Benedita da Silva e Luís Roberto Barroso tratam o acesso a cargos parlamentares como uma carreira
“Estaremos do lado dos que querem escrever a história do Brasil com tintas de todas as cores.” O ministro Luís Roberto Barroso anunciou, por essa frase capciosa, a pretensão dos altos tribunais de tutelar os partidos políticos e os eleitores, determinando uma distribuição racial dos fundos públicos eleitorais.
O inevitável avanço da doutrina racialista para a esfera da representação política golpeia o conceito de soberania popular, pilar da democracia.
A discussão jurídica nasceu de um pedido aos tribunais da deputada Benedita da Silva (PT-RJ), pelo estabelecimento de cota de 30% de “candidaturas negras” em cada partido. Barroso disse “não”, argumentando que só o Congresso tem a prerrogativa de legislar.
Mas, como é de seu feitio, prontificou-se a legislar de outro jeito, no mesmo rumo racialista, gerenciando o caixa dos partidos com vistas a um “equilíbrio racial”.
As leis de cotas raciais para ingresso nas universidades apoiam-se na justificativa da promoção social de grupos excluídos. As cotas raciais dividem os estudantes de escolas públicas segundo a cor da pele, alavancando ressentimentos que nutrem o racismo. O consenso partidário formado em torno delas destina-se a mascarar a ruína do ensino público, raiz da desigualdade de oportunidades no umbral das universidades. Quando a raça chega ao terreno do voto, o racialismo retira sua máscara, exibindo a face que precisava ocultar.
Benedita e Barroso tratam o acesso a cargos parlamentares como o ingresso na universidade —ou seja, como uma carreira. A política é definida, aí, como profissão: meio de ganhar a vida e produzir patrimônio.
“Escrever a história do Brasil com tintas de todas as cores” significa, para eles, alçar “negros” a empregos bem remunerados. O problema do raciocínio é que, no fim, a seleção desses “profissionais” depende dos eleitores.

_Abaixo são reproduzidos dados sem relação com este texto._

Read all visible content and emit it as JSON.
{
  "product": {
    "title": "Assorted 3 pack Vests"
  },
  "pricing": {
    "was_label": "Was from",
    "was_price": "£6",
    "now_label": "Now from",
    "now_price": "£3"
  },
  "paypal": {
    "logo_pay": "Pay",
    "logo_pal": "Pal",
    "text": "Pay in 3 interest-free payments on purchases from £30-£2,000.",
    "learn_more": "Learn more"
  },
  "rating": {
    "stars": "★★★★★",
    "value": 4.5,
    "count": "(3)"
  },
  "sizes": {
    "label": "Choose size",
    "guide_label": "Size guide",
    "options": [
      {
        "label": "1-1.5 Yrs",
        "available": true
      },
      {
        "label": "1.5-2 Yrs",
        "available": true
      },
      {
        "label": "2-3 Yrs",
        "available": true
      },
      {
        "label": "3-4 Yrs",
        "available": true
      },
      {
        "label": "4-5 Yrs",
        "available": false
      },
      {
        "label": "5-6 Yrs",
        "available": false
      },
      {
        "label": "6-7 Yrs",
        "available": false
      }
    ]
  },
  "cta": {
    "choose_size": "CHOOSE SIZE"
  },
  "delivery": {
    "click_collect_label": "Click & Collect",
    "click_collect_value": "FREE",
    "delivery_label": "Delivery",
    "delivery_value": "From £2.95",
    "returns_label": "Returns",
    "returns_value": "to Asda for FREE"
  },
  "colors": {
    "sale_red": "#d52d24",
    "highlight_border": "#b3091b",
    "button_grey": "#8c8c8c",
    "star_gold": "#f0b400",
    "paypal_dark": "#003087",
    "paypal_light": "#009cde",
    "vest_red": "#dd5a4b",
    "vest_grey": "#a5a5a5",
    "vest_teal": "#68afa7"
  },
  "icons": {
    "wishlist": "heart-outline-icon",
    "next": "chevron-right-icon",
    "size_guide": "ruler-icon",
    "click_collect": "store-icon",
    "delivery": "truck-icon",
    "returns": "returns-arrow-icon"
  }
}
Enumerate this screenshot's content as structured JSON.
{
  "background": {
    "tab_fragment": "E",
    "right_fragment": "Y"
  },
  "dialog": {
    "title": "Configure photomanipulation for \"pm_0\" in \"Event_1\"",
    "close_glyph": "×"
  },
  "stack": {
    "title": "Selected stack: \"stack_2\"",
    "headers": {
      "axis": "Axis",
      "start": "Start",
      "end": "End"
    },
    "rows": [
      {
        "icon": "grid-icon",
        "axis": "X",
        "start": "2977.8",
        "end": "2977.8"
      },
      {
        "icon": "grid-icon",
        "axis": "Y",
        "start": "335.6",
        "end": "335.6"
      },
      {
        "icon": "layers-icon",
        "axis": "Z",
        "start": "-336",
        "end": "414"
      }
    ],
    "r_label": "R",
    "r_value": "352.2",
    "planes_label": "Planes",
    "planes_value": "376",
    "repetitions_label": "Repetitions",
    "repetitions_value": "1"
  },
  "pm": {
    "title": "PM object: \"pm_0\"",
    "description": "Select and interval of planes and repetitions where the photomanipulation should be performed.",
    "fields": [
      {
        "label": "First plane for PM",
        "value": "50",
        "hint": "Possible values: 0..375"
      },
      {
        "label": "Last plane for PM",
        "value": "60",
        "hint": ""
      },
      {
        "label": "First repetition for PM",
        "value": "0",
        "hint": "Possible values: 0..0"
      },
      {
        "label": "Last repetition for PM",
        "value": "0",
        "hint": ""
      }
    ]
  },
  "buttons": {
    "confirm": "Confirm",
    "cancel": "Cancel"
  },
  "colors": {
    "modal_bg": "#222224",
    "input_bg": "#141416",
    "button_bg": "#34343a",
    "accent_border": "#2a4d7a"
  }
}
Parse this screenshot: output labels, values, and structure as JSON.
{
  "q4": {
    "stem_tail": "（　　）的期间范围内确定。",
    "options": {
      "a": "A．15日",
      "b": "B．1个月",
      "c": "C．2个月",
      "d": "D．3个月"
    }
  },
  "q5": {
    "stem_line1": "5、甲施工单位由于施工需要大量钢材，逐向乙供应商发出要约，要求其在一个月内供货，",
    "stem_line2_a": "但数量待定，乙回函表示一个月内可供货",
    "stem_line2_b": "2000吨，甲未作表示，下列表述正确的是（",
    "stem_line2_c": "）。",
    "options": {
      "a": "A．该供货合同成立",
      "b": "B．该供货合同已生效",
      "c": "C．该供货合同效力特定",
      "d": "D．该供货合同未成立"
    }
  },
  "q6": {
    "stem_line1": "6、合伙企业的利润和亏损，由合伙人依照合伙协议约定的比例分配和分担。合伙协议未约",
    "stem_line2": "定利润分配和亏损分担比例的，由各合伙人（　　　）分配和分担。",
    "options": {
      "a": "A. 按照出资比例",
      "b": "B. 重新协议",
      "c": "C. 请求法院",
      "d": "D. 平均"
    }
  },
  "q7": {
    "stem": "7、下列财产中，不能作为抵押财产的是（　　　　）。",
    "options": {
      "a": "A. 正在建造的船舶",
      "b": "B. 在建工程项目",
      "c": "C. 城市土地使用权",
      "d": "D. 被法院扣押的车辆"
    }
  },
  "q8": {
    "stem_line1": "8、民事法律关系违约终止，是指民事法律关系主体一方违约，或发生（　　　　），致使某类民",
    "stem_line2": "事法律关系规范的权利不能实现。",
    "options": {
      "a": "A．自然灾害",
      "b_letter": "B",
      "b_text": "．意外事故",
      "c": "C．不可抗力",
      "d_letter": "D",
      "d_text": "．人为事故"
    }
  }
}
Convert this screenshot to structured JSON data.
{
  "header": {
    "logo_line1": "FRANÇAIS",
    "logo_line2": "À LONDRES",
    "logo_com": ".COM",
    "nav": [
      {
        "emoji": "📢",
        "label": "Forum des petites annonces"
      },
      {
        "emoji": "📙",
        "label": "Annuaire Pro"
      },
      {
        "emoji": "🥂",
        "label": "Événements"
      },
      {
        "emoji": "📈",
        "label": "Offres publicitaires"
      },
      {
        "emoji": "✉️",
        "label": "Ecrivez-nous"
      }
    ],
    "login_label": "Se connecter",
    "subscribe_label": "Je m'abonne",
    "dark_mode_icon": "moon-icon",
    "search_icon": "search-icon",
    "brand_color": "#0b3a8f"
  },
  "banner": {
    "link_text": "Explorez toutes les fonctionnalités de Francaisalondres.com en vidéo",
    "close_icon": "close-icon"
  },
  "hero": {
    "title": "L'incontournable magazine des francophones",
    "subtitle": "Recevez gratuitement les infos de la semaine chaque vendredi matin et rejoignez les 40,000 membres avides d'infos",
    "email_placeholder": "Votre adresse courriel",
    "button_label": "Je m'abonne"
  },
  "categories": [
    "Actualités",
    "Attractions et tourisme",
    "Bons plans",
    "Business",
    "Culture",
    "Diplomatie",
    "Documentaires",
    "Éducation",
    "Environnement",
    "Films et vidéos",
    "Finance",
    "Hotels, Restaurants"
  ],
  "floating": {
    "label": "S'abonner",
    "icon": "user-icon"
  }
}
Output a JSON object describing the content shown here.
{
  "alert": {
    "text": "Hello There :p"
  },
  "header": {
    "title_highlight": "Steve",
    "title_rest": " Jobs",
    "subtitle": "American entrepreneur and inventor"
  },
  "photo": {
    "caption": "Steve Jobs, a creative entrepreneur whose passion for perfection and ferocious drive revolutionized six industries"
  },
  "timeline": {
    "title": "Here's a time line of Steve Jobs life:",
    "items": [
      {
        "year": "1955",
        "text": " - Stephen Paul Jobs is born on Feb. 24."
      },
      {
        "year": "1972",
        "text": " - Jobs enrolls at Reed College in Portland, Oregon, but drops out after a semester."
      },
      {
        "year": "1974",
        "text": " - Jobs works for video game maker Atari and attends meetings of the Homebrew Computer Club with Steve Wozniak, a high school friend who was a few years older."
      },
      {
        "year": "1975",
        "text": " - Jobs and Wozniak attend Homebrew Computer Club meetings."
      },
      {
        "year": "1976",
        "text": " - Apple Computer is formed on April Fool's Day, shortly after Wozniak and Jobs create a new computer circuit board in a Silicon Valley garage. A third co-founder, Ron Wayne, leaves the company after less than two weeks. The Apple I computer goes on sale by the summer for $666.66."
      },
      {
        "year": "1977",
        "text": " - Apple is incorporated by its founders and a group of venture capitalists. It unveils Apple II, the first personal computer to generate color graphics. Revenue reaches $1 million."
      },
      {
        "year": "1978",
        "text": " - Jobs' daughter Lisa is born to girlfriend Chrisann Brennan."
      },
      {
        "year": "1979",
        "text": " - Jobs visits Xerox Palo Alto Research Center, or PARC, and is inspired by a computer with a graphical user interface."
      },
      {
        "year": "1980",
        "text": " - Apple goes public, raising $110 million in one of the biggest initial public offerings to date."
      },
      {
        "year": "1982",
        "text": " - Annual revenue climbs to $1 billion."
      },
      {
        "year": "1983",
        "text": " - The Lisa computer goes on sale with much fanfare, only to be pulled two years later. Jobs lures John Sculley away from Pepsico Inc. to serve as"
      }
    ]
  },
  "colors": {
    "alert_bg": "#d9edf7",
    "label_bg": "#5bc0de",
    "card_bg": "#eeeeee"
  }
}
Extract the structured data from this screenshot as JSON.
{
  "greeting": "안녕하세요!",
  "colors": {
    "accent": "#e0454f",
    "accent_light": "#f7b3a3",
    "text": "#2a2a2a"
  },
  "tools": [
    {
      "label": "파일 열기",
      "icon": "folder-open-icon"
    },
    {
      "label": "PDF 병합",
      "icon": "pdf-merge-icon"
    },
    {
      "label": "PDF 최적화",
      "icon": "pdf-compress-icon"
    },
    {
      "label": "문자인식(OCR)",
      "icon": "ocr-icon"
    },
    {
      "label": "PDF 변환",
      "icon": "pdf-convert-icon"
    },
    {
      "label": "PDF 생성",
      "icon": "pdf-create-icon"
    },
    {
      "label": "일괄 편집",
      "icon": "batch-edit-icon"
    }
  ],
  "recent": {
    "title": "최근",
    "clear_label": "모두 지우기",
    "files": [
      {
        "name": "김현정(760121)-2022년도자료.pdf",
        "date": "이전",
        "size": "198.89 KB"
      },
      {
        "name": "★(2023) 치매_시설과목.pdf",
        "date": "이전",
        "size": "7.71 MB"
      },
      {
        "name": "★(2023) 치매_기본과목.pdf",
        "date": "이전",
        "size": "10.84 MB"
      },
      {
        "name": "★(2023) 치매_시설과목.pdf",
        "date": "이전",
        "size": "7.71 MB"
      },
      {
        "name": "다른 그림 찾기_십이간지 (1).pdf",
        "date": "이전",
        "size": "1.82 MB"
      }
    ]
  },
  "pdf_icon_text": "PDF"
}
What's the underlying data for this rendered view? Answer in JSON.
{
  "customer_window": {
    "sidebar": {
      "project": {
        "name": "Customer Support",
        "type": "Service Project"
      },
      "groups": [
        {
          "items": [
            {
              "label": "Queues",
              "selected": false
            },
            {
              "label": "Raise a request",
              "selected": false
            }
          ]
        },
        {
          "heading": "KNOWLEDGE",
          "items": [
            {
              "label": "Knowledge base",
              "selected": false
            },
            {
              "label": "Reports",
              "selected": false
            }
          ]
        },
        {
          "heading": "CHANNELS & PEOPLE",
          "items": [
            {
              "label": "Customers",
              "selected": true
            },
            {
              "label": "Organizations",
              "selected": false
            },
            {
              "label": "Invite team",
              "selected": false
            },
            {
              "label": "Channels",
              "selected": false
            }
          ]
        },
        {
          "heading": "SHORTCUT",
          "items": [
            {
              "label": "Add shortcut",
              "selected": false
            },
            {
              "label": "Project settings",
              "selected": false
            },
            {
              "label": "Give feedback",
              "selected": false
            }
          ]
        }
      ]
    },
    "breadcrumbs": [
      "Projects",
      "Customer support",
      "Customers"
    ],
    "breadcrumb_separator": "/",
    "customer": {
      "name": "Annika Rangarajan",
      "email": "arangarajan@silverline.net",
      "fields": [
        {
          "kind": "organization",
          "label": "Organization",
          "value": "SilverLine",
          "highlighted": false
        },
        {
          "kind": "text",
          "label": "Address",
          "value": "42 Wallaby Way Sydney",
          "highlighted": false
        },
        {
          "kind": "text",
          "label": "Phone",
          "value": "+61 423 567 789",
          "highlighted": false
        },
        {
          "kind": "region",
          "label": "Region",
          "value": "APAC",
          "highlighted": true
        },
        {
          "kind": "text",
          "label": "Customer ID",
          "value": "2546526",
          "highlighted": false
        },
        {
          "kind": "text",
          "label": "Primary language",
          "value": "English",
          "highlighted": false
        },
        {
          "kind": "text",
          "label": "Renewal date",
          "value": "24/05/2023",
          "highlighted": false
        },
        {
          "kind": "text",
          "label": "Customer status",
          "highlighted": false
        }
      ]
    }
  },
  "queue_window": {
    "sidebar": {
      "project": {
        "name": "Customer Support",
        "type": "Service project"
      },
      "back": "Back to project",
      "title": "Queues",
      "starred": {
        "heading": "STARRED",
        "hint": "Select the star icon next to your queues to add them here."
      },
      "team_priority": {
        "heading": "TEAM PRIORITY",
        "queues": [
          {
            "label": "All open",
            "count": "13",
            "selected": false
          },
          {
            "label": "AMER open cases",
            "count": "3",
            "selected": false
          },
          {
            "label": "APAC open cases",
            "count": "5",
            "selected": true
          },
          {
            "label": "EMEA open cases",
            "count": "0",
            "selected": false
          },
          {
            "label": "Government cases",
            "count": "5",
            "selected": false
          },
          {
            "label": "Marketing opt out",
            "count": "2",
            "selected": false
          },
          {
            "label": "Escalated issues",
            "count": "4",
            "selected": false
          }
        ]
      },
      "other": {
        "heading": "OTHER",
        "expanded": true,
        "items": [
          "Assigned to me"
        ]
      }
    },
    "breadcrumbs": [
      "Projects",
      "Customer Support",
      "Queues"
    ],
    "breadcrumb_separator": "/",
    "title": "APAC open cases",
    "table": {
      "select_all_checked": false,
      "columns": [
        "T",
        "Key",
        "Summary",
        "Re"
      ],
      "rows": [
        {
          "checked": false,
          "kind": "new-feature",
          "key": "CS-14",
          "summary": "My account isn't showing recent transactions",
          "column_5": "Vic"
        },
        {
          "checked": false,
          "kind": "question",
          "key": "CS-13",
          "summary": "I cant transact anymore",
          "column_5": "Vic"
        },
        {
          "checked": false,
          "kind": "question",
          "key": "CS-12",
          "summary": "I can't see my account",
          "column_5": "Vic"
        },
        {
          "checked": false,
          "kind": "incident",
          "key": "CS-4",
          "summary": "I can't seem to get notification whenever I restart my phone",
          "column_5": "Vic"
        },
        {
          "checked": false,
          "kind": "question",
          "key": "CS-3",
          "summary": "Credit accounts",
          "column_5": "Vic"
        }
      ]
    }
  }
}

Que tal, então, dirigir a mão que digita o voto para o lugar “certo”?
Os programas pioneiros de cotas raciais nas universidades foram introduzidos em 2003. Seus defensores alegavam, à época, que o expediente seria provisório, esgotando-se no horizonte de dez ou, no máximo 20 anos. Hoje, quase duas décadas depois, não só esqueceram-se do prazo limítrofe como engajaram-se na introdução de cotas raciais na pós-graduação e na administração pública.
A fraude da vontade popular na esfera eleitoral também caminhará por etapas. A primeira, em curso, define a distribuição de fundos de campanha. Numa segunda, cotas “raciais” dentro dos partidos. A conclusiva, pelo estabelecimento de cotas raciais nos próprios órgãos legislativos. No Líbano, a representação parlamentar é repartida segundo linhas sectárias, com a divisão de cadeiras entre cristãos, sunitas e xiitas. No Brasil, a lógica racialista aponta para uma divisão entre as “raças oficiais” —isto é, basicamente, entre “brancos” e “negros”, pois os autodeclarados “pardos” já foram administrativamente suprimidos do universo legal.
A “voz dos negros” deve ser ouvida —eis a tradução conceitual da frase de Barroso. Os “negros”, porém, participam de diferentes partidos, exprimindo ideologias diversas. Quem é a “voz dos negros”? Benedita, que é uma “voz de Lula”, ou Sérgio Camargo, uma “voz de Bolsonaro”? A racialização dos órgãos legislativos nada tem a ver com a “voz dos negros”. Expressa a voz das elites brasileiras que recobrem, com uma mão de tinta fresca, o racismo institucional praticado pelas polícias e a exclusão social de pobres de todas as cores.
A política é o campo dos valores, das visões de mundo —não das raças. A “voz dos negros” exigiria a constituição de um Partido Negro. Os arautos do racialismo não vão criá-lo, pois sabem que seriam rejeitados inclusive pelo eleitorado não branco. A estratégia deles é tutelar o voto por meio de leis restritivas da soberania popular.
*Demétrio Magnoli, sociólogo, autor de “Uma Gota de Sangue: História do Pensamento Racial”. É doutor em geografia humana pela USP.